Energieversorung© Gina Sanders / Fotolia.com

Der Preisindex für die Lebenshaltung aller privaten Haushalte in Deutschland im Jahresdurchschnitt 2001 gegenüber 2000 um 2,5 Prozent gestiegen. Das hat Destatis, das Statistische Bundesamt, heute mitgeteilt. Nach einem Anstieg von 1,9 Prozent im Jahr 2000 und um 0,6 Prozent im Jahr 1999 ist dies die höchste Jahresteuerungsrate seit 1994 (plus 2,7 Prozent).

Im Dezember 2001 stieg der Preisindex gegenüber Dezember 2000 um 1,7 Prozent. Im Vergleich zum Vormonat ergibt sich eine Zunahme von 0,1 Prozent. In den Vormonaten November und Oktober 2001 sind die Preise im Vorjahresvergleich um 1,7 und zwei Prozent gestiegen. Seit dem Höchststand im Mai 2001 (plus 3,5 Prozent) ist die Jahresteuerungsrate damit stetig zurückgegangen. Noch immer haben Heizöl und Kraftstoffe einen deutlich preishemmenden Effekt. Der Preisrückgang für leichtes Heizöl betrug im Jahresvergleich 28,1 Prozent, binnen Monatsfrist sanken die Heizölpreise um 7,9 Prozent. Auch die Kraftstoffpreise fielen wieder sowohl im Vergleich zum Vorjahr. Die Veränderungsrate für den Gesamtindex ohne Heizöl und Kraftstoffe lag gegenüber dem Vorjahresmonat bei plus 2,3 Prozent.

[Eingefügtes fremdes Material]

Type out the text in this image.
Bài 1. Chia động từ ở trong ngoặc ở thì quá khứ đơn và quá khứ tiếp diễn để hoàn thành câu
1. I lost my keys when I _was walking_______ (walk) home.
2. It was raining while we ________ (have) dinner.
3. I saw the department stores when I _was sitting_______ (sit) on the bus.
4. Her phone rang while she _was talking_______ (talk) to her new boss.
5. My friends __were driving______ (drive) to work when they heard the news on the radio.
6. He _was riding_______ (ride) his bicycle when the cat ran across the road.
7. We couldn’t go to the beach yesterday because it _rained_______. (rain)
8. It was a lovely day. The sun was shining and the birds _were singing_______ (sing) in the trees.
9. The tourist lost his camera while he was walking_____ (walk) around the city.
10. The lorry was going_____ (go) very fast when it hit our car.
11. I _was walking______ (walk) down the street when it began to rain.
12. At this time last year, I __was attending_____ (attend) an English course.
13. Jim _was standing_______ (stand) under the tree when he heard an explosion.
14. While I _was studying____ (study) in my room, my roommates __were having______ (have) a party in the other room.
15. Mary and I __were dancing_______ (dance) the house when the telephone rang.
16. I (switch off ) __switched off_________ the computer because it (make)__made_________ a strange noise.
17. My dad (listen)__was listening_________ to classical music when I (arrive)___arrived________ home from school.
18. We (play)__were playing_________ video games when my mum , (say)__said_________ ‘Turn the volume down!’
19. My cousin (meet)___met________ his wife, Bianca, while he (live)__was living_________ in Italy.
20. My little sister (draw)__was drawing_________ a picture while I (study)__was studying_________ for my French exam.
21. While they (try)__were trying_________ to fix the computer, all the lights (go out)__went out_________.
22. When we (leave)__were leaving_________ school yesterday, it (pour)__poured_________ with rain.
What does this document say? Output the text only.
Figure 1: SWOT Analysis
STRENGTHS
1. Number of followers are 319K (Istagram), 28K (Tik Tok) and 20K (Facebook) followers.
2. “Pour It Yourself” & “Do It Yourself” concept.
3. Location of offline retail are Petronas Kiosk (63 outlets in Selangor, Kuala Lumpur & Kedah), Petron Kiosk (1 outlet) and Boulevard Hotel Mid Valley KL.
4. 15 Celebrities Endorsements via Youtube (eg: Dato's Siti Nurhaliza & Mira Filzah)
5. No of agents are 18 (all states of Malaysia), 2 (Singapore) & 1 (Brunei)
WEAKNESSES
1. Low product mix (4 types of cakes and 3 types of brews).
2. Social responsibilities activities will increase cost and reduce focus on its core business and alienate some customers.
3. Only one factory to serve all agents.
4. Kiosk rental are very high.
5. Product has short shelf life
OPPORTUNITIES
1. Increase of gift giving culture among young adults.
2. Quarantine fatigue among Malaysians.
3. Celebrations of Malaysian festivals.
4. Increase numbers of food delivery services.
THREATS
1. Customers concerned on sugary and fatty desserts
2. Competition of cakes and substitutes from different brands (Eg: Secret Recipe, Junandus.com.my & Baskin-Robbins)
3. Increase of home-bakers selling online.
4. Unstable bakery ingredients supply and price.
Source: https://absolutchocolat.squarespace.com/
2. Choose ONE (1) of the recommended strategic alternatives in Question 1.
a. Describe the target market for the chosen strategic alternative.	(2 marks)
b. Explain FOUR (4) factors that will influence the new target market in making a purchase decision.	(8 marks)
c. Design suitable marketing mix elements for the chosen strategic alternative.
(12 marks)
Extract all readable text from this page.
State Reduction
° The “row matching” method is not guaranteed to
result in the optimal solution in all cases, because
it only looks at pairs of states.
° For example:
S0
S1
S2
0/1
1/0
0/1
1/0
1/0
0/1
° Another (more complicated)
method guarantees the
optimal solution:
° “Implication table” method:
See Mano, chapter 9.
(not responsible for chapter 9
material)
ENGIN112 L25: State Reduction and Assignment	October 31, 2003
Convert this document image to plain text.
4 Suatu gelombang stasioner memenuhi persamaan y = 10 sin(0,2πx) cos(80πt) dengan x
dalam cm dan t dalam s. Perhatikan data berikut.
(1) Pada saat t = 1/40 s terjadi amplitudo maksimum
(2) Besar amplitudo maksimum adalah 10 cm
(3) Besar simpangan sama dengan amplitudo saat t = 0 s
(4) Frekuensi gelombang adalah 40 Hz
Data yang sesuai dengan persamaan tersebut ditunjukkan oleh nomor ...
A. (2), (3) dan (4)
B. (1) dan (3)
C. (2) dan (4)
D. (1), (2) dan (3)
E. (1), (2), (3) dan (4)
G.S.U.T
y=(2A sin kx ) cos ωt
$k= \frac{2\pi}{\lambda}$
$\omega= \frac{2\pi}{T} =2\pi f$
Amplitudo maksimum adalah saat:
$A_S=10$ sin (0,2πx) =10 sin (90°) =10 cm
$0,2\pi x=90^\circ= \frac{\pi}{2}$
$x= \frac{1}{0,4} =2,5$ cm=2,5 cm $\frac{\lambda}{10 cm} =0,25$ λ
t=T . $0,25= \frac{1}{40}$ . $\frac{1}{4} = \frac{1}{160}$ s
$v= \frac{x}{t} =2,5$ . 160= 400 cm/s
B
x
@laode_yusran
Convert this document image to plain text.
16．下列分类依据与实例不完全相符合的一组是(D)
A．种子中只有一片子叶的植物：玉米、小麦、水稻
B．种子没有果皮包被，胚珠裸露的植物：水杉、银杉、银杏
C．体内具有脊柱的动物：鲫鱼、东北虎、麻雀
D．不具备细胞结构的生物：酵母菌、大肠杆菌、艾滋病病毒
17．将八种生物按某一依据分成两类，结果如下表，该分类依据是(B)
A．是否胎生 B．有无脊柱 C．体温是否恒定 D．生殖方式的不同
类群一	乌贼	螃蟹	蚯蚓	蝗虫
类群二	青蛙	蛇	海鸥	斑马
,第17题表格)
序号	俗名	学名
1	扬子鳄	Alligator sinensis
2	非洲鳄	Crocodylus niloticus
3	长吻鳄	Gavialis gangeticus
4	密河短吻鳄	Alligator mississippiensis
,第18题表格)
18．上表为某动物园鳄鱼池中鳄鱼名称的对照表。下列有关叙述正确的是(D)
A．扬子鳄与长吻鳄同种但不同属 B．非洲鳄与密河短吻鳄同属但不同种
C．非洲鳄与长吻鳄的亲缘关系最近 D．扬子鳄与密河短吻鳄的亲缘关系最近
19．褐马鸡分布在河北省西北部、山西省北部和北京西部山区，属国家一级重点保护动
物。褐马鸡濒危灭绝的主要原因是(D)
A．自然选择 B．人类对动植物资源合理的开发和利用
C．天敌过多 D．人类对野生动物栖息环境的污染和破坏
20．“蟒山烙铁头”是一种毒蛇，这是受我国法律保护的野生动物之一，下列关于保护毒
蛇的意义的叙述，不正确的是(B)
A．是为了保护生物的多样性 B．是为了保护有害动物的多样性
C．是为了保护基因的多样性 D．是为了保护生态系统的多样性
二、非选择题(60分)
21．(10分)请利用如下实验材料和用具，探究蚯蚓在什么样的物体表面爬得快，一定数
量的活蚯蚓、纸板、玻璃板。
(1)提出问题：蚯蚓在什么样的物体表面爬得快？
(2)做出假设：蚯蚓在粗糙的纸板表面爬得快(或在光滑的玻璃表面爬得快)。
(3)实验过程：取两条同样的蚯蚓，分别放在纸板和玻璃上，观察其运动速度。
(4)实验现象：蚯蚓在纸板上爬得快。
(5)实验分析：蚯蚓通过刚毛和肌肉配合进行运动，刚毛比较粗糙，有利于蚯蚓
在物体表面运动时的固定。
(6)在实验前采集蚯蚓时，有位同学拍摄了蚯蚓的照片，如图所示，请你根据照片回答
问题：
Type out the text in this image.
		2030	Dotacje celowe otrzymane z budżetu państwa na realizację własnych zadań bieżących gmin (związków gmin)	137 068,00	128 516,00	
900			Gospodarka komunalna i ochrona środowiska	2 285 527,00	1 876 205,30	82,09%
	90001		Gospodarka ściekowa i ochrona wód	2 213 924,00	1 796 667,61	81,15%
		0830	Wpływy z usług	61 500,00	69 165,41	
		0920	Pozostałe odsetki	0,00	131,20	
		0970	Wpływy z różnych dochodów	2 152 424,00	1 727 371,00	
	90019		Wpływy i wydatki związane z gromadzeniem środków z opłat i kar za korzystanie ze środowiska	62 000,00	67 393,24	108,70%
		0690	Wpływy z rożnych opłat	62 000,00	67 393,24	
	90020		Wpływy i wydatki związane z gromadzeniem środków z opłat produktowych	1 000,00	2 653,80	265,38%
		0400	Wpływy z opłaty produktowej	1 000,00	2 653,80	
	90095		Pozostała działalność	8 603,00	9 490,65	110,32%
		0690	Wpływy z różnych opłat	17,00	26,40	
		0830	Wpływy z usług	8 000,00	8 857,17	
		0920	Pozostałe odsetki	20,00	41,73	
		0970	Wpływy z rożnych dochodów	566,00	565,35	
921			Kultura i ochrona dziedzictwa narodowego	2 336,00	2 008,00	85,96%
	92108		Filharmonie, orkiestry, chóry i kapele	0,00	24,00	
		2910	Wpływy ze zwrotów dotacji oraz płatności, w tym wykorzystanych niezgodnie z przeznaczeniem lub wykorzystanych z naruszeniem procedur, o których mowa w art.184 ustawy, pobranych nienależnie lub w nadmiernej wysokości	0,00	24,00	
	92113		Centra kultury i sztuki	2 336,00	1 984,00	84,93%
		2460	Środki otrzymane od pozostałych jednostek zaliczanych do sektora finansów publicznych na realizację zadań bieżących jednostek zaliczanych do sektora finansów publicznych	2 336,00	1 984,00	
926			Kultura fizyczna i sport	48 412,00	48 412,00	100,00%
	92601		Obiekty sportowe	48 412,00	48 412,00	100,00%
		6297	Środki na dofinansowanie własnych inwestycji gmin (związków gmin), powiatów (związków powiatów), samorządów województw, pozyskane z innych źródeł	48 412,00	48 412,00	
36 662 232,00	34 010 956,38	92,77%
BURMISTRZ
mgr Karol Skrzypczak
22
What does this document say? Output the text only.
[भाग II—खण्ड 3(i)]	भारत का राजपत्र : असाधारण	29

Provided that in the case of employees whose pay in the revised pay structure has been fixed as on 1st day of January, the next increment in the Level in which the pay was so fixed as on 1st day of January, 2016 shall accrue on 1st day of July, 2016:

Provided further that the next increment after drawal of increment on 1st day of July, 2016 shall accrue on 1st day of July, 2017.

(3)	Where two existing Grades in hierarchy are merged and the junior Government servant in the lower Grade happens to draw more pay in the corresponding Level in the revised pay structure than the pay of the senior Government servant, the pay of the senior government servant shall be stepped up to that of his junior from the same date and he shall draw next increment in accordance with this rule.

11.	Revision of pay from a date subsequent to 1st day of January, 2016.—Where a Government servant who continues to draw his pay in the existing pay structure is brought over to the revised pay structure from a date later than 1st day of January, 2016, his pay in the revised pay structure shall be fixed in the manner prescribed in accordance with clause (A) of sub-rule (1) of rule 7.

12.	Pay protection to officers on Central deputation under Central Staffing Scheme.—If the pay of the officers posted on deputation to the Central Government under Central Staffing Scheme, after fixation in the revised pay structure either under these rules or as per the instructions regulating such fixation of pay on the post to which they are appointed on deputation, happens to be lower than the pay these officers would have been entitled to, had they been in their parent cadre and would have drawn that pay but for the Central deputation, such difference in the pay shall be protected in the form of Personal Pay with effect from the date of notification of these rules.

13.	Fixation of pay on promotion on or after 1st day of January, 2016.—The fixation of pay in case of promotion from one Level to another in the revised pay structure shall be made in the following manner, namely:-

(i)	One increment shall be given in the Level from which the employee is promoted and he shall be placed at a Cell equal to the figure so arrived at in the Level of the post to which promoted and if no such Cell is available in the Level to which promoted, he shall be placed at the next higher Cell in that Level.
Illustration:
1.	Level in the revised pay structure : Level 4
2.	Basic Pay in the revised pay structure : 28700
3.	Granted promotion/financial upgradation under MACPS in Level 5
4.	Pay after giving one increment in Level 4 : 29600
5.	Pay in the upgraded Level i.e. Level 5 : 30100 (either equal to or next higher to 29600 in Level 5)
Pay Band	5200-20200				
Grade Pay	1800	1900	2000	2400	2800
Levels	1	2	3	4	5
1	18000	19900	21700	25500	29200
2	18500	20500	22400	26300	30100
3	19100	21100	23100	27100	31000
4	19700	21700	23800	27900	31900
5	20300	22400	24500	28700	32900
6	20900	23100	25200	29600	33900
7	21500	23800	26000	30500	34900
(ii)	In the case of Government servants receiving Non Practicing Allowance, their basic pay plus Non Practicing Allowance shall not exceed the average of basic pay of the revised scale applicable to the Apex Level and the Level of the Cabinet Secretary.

Für das frühere Bundesgebiet ergab sich im Jahresdurchschnitt 2001 eine Preissteigerungsrate von 2,3 Prozent. Für die neuen Länder und Berlin-Ost wurde für das Jahr 2001 eine Teuerungsrate von 2,9 Prozent ermittelt. Der für europäische Zwecke berechnete harmonisierte Verbraucherpreisindex für Deutschland ist im Jahresdurchschnitt um 2,4 Prozent gestiegen.